For holders of ENCTS cards ("senior bus passes"), your pass is valid all day, every day on local bus journeys staring in Wiltshire - also until the end of March 2023, so no payment will be required on any of the services listed above on presentation of your card, even before 09:30 in the morning or after 23:00 at night.
Melksham Transport User Group - travelling after Covid
The Melksham Rail User Group became the station friends member of ACoRP and has evolved into a more general transport organisation Melksham Transport User Group (MTUG). MRUG/MTUG have met online (via Zoom) since the start of the pandemic.

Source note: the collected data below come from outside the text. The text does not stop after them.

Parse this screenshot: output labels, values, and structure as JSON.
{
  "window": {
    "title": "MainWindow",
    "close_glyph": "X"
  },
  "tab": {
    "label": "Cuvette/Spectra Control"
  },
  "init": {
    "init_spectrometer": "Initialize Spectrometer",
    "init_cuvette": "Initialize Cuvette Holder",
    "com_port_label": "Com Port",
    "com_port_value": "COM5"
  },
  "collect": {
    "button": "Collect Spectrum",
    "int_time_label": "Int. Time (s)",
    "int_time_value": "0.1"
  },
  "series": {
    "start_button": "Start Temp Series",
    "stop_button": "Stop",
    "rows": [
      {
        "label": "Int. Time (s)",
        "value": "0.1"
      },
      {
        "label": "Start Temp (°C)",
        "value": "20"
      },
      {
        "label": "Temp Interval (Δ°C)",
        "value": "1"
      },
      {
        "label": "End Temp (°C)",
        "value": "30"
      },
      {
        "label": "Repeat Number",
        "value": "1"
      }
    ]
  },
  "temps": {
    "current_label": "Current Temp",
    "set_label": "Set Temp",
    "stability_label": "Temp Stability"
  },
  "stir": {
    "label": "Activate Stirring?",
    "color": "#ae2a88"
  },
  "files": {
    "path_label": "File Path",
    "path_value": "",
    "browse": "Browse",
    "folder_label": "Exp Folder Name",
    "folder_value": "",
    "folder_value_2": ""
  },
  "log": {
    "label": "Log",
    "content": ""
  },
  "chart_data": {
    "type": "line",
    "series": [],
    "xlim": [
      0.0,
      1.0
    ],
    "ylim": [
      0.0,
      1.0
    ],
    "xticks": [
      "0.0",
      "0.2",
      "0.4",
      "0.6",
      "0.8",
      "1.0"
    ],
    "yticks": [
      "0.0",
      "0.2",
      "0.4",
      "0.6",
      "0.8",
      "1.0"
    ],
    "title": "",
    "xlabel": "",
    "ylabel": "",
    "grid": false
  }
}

We are now at the point where travel is possible ... safety has always been paramount, but with knowledge, facemasks (please!) and new cleaning regimes - and most services to/from Melksham have plenty of capacity for social distancing.
Some good has come from recent times. Online meetings, monthly newsletters, and developing relationships with partners should not be lost, as we have our work cut out moving forward to rebuild public transport use to, from and within Melksham both for our community and for the wider environment and climate too.
A review of the last decade and a look forward
We started the last decade with around 3,000 journeys per annum, and with
Save the Train as the online campaign group for TransWilts services, looking to save the vestiges of the service that had been cut back a couple of years earlier.
We ended the last decade with around 75,000 journeys per annum, with the
Melksham Rail User Group providing local encouragement and support - a rebranding of the Development group - but very much a "station friends" group, working as partners with the rail industry and
our local CRP which grew out of "Save the Train".
Although passenger journeys have risen from 3,000 to 75,000 in a decade, that's based on a service that's risen only from unusable to "thin and poor". Gaps of 2 and half hours (10:01 to 12:32) in a service for short journeys such as Melksham to Swindon (25 minutes) or Trowbridge to Chippenham (19 minutes) put most people off using the service. Step up to a reliable hourly service, and passenger numbers at Melksham
by the end of this new decade should exceed 300,000.